Companies, which provide data sets for data science competitions, get – as a final result – algorithms, prediction models and the likes in return. These seem like “graspable” results (especially if you compare them to the standard output of consulting activities, which is primarily some well-designed slides), but there is a hook. While the large number of participating data science team suggests a high level of competition and quality, developed algorithms are oftentimes not general enough to have direct commercial applicability. This is a frequent problem in data science and recent news about the commercial viability of kaggle.com support the analysis that the competition platform cannot avoid these shortcomings. With the popularity of kaggle.com rapidly growing in the last years, the company has attracted more than 11 million USD of venture capital funding, but has struggled to come up with a valid business plan ever since. With its data science revenue stream not sufficiently large, the company breached out to energy consulting, in order to provide sector-specific end-to-end data science solutions. As a stand-alone option, data science competitions do not appear to create enough value. Just in September this year, news broke that kaggle.com had to lay off several employees.

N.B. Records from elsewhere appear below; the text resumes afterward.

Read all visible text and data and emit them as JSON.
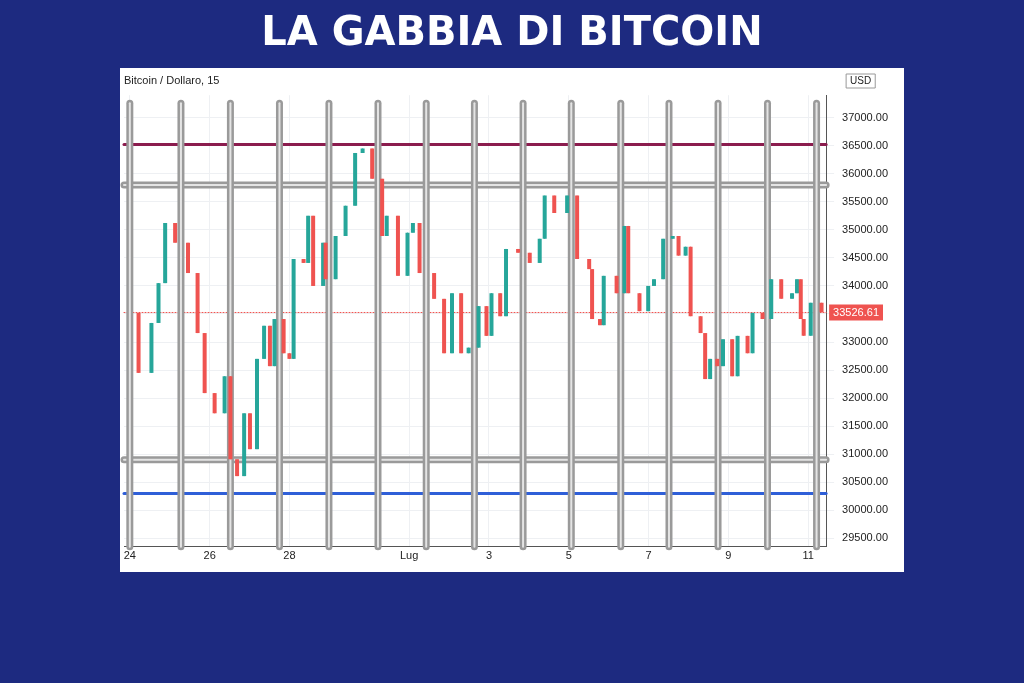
{
  "chart_data": {
    "type": "candlestick",
    "title": "LA GABBIA DI BITCOIN",
    "subtitle": "Bitcoin / Dollaro, 15",
    "ylabel": "USD",
    "x": [
      "--06-24T05:15",
      "--06-24T13:00",
      "--06-24T17:15",
      "--06-24T21:15",
      "--06-25T03:15",
      "--06-25T11:00",
      "--06-25T16:45",
      "--06-25T21:00",
      "--06-26T03:00",
      "--06-26T09:00",
      "--06-26T12:30",
      "--06-26T16:30",
      "--06-26T20:45",
      "--06-27T00:15",
      "--06-27T04:30",
      "--06-27T08:45",
      "--06-27T12:15",
      "--06-27T15:00",
      "--06-27T20:30",
      "--06-28T00:00",
      "--06-28T02:30",
      "--06-28T08:30",
      "--06-28T11:15",
      "--06-28T14:15",
      "--06-28T20:15",
      "--06-28T21:45",
      "--06-29T03:45",
      "--06-29T09:45",
      "--06-29T15:30",
      "--06-29T20:00",
      "--06-30T01:45",
      "--06-30T07:45",
      "--06-30T10:30",
      "--06-30T17:15",
      "--06-30T23:00",
      "--07-01T02:15",
      "--07-01T06:15",
      "--07-01T15:00",
      "--07-01T21:00",
      "--07-02T01:45",
      "--07-02T07:15",
      "--07-02T11:45",
      "--07-02T17:45",
      "--07-02T22:30",
      "--07-03T01:30",
      "--07-03T06:45",
      "--07-03T10:15",
      "--07-03T17:30",
      "--07-04T00:30",
      "--07-04T06:30",
      "--07-04T09:30",
      "--07-04T15:15",
      "--07-04T23:00",
      "--07-05T05:00",
      "--07-05T12:15",
      "--07-05T14:00",
      "--07-05T18:45",
      "--07-05T21:00",
      "--07-06T04:45",
      "--07-06T09:30",
      "--07-06T11:45",
      "--07-06T18:30",
      "--07-06T23:45",
      "--07-07T03:15",
      "--07-07T08:45",
      "--07-07T14:30",
      "--07-07T18:00",
      "--07-07T22:15",
      "--07-08T01:15",
      "--07-08T07:15",
      "--07-08T10:00",
      "--07-08T13:00",
      "--07-08T17:15",
      "--07-08T20:45",
      "--07-09T02:15",
      "--07-09T05:30",
      "--07-09T11:30",
      "--07-09T14:30",
      "--07-09T20:30",
      "--07-10T01:45",
      "--07-10T07:45",
      "--07-10T14:15",
      "--07-10T17:15",
      "--07-10T19:30",
      "--07-10T21:15",
      "--07-11T01:30",
      "--07-11T08:00"
    ],
    "ohlc": [
      [
        33520,
        33520,
        32450,
        32450
      ],
      [
        32450,
        33340,
        32450,
        33340
      ],
      [
        33340,
        34050,
        33340,
        34050
      ],
      [
        34050,
        35120,
        34050,
        35120
      ],
      [
        35120,
        35120,
        34770,
        34770
      ],
      [
        34770,
        34770,
        34230,
        34230
      ],
      [
        34230,
        34230,
        33160,
        33160
      ],
      [
        33160,
        33160,
        32090,
        32090
      ],
      [
        32090,
        32090,
        31730,
        31730
      ],
      [
        31730,
        32390,
        31730,
        32390
      ],
      [
        32390,
        32390,
        30910,
        30910
      ],
      [
        30910,
        30910,
        30610,
        30610
      ],
      [
        30610,
        31730,
        30610,
        31730
      ],
      [
        31730,
        31730,
        31090,
        31090
      ],
      [
        31090,
        32700,
        31090,
        32700
      ],
      [
        32700,
        33290,
        32700,
        33290
      ],
      [
        33290,
        33290,
        32570,
        32570
      ],
      [
        32570,
        33410,
        32570,
        33410
      ],
      [
        33410,
        33410,
        32800,
        32800
      ],
      [
        32800,
        32800,
        32700,
        32700
      ],
      [
        32700,
        34480,
        32700,
        34480
      ],
      [
        34480,
        34480,
        34410,
        34410
      ],
      [
        34410,
        35250,
        34410,
        35250
      ],
      [
        35250,
        35250,
        34000,
        34000
      ],
      [
        34000,
        34770,
        34000,
        34770
      ],
      [
        34770,
        34770,
        34120,
        34120
      ],
      [
        34120,
        34890,
        34120,
        34890
      ],
      [
        34890,
        35430,
        34890,
        35430
      ],
      [
        35430,
        36370,
        35430,
        36370
      ],
      [
        36370,
        36450,
        36370,
        36450
      ],
      [
        36450,
        36450,
        35910,
        35910
      ],
      [
        35910,
        35910,
        34890,
        34890
      ],
      [
        34890,
        35250,
        34890,
        35250
      ],
      [
        35250,
        35250,
        34180,
        34180
      ],
      [
        34180,
        34950,
        34180,
        34950
      ],
      [
        34950,
        35120,
        34950,
        35120
      ],
      [
        35120,
        35120,
        34230,
        34230
      ],
      [
        34230,
        34230,
        33770,
        33770
      ],
      [
        33770,
        33770,
        32800,
        32800
      ],
      [
        32800,
        33870,
        32800,
        33870
      ],
      [
        33870,
        33870,
        32800,
        32800
      ],
      [
        32800,
        32900,
        32800,
        32900
      ],
      [
        32900,
        33640,
        32900,
        33640
      ],
      [
        33640,
        33640,
        33110,
        33110
      ],
      [
        33110,
        33870,
        33110,
        33870
      ],
      [
        33870,
        33870,
        33460,
        33460
      ],
      [
        33460,
        34660,
        33460,
        34660
      ],
      [
        34660,
        34660,
        34590,
        34590
      ],
      [
        34590,
        34590,
        34410,
        34410
      ],
      [
        34410,
        34840,
        34410,
        34840
      ],
      [
        34840,
        35610,
        34840,
        35610
      ],
      [
        35610,
        35610,
        35300,
        35300
      ],
      [
        35300,
        35610,
        35300,
        35610
      ],
      [
        35610,
        35610,
        34480,
        34480
      ],
      [
        34480,
        34480,
        34300,
        34300
      ],
      [
        34300,
        34300,
        33410,
        33410
      ],
      [
        33410,
        33410,
        33300,
        33300
      ],
      [
        33300,
        34180,
        33300,
        34180
      ],
      [
        34180,
        34180,
        33870,
        33870
      ],
      [
        33870,
        35070,
        33870,
        35070
      ],
      [
        35070,
        35070,
        33870,
        33870
      ],
      [
        33870,
        33870,
        33550,
        33550
      ],
      [
        33550,
        34000,
        33550,
        34000
      ],
      [
        34000,
        34120,
        34000,
        34120
      ],
      [
        34120,
        34840,
        34120,
        34840
      ],
      [
        34840,
        34890,
        34840,
        34890
      ],
      [
        34890,
        34890,
        34540,
        34540
      ],
      [
        34540,
        34700,
        34540,
        34700
      ],
      [
        34700,
        34700,
        33460,
        33460
      ],
      [
        33460,
        33460,
        33160,
        33160
      ],
      [
        33160,
        33160,
        32340,
        32340
      ],
      [
        32340,
        32700,
        32340,
        32700
      ],
      [
        32700,
        32700,
        32570,
        32570
      ],
      [
        32570,
        33050,
        32570,
        33050
      ],
      [
        33050,
        33050,
        32390,
        32390
      ],
      [
        32390,
        33110,
        32390,
        33110
      ],
      [
        33110,
        33110,
        32800,
        32800
      ],
      [
        32800,
        33520,
        32800,
        33520
      ],
      [
        33520,
        33520,
        33410,
        33410
      ],
      [
        33410,
        34120,
        33410,
        34120
      ],
      [
        34120,
        34120,
        33770,
        33770
      ],
      [
        33770,
        33870,
        33770,
        33870
      ],
      [
        33870,
        34120,
        33870,
        34120
      ],
      [
        34120,
        34120,
        33410,
        33410
      ],
      [
        33410,
        33410,
        33110,
        33110
      ],
      [
        33110,
        33700,
        33110,
        33700
      ],
      [
        33700,
        33700,
        33530,
        33530
      ]
    ],
    "xlim": [
      "--06-23T20:30",
      "--07-11T10:45"
    ],
    "xticks": [
      {
        "value": "--06-24",
        "label": "24"
      },
      {
        "value": "--06-26",
        "label": "26"
      },
      {
        "value": "--06-28",
        "label": "28"
      },
      {
        "value": "--07-01",
        "label": "Lug"
      },
      {
        "value": "--07-03",
        "label": "3"
      },
      {
        "value": "--07-05",
        "label": "5"
      },
      {
        "value": "--07-07",
        "label": "7"
      },
      {
        "value": "--07-09",
        "label": "9"
      },
      {
        "value": "--07-11",
        "label": "11"
      }
    ],
    "ylim": [
      29350,
      37400
    ],
    "yticks": [
      {
        "value": 29500,
        "label": "29500.00"
      },
      {
        "value": 30000,
        "label": "30000.00"
      },
      {
        "value": 30500,
        "label": "30500.00"
      },
      {
        "value": 31000,
        "label": "31000.00"
      },
      {
        "value": 31500,
        "label": "31500.00"
      },
      {
        "value": 32000,
        "label": "32000.00"
      },
      {
        "value": 32500,
        "label": "32500.00"
      },
      {
        "value": 33000,
        "label": "33000.00"
      },
      {
        "value": 33500,
        "label": null
      },
      {
        "value": 34000,
        "label": "34000.00"
      },
      {
        "value": 34500,
        "label": "34500.00"
      },
      {
        "value": 35000,
        "label": "35000.00"
      },
      {
        "value": 35500,
        "label": "35500.00"
      },
      {
        "value": 36000,
        "label": "36000.00"
      },
      {
        "value": 36500,
        "label": "36500.00"
      },
      {
        "value": 37000,
        "label": "37000.00"
      }
    ],
    "grid": true,
    "ref_lines": [
      {
        "axis": "y",
        "value": 36520,
        "color": "#8b1c4e"
      },
      {
        "axis": "y",
        "value": 35800,
        "color": "#9a9a9a"
      },
      {
        "axis": "y",
        "value": 30900,
        "color": "#9a9a9a"
      },
      {
        "axis": "y",
        "value": 30300,
        "color": "#2f5fd8"
      },
      {
        "axis": "y",
        "value": 33526.61,
        "label": "33526.61",
        "color": "#ef5350",
        "line_style": "dotted"
      },
      {
        "axis": "x",
        "value": "--06-24",
        "color": "#9a9a9a"
      },
      {
        "axis": "x",
        "value": "--06-25T06:45",
        "color": "#9a9a9a"
      },
      {
        "axis": "x",
        "value": "--06-26T12:30",
        "color": "#9a9a9a"
      },
      {
        "axis": "x",
        "value": "--06-27T18:00",
        "color": "#9a9a9a"
      },
      {
        "axis": "x",
        "value": "--06-28T23:45",
        "color": "#9a9a9a"
      },
      {
        "axis": "x",
        "value": "--06-30T05:15",
        "color": "#9a9a9a"
      },
      {
        "axis": "x",
        "value": "--07-01T10:15",
        "color": "#9a9a9a"
      },
      {
        "axis": "x",
        "value": "--07-02T15:15",
        "color": "#9a9a9a"
      },
      {
        "axis": "x",
        "value": "--07-03T20:30",
        "color": "#9a9a9a"
      },
      {
        "axis": "x",
        "value": "--07-05T01:30",
        "color": "#9a9a9a"
      },
      {
        "axis": "x",
        "value": "--07-06T07:15",
        "color": "#9a9a9a"
      },
      {
        "axis": "x",
        "value": "--07-07T12:15",
        "color": "#9a9a9a"
      },
      {
        "axis": "x",
        "value": "--07-08T17:45",
        "color": "#9a9a9a"
      },
      {
        "axis": "x",
        "value": "--07-09T23:30",
        "color": "#9a9a9a"
      },
      {
        "axis": "x",
        "value": "--07-11T05:00",
        "color": "#9a9a9a"
      }
    ]
  }
}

Data science competitions – good or bad?
The rapid success and popularity of kaggle.com underlines that data science is on the rise. Companies are willing to post data sets and teams sign up in large quantity for the challenges. But at the same time, trouble to set up a valid business model points to some major pitfalls: algorithmic solutions as competition-output might not always be commercially applicable. Having a dedicated data science consulting team at-site, which provides a tailored solution, is still the superior use case for companies seeking to solve problems. This leaves data science competitions as a valid recruiting tool, which companies can turn to when hiring for the internal data science department. In terms of concrete output though, data science competitions are tough to judge. And in that regard it’s tough to predict its results. Maybe that would also be a good competition on kaggle.com – how to predict the commercial applicability of results developed in the course of kaggle.com-data-science-competitions?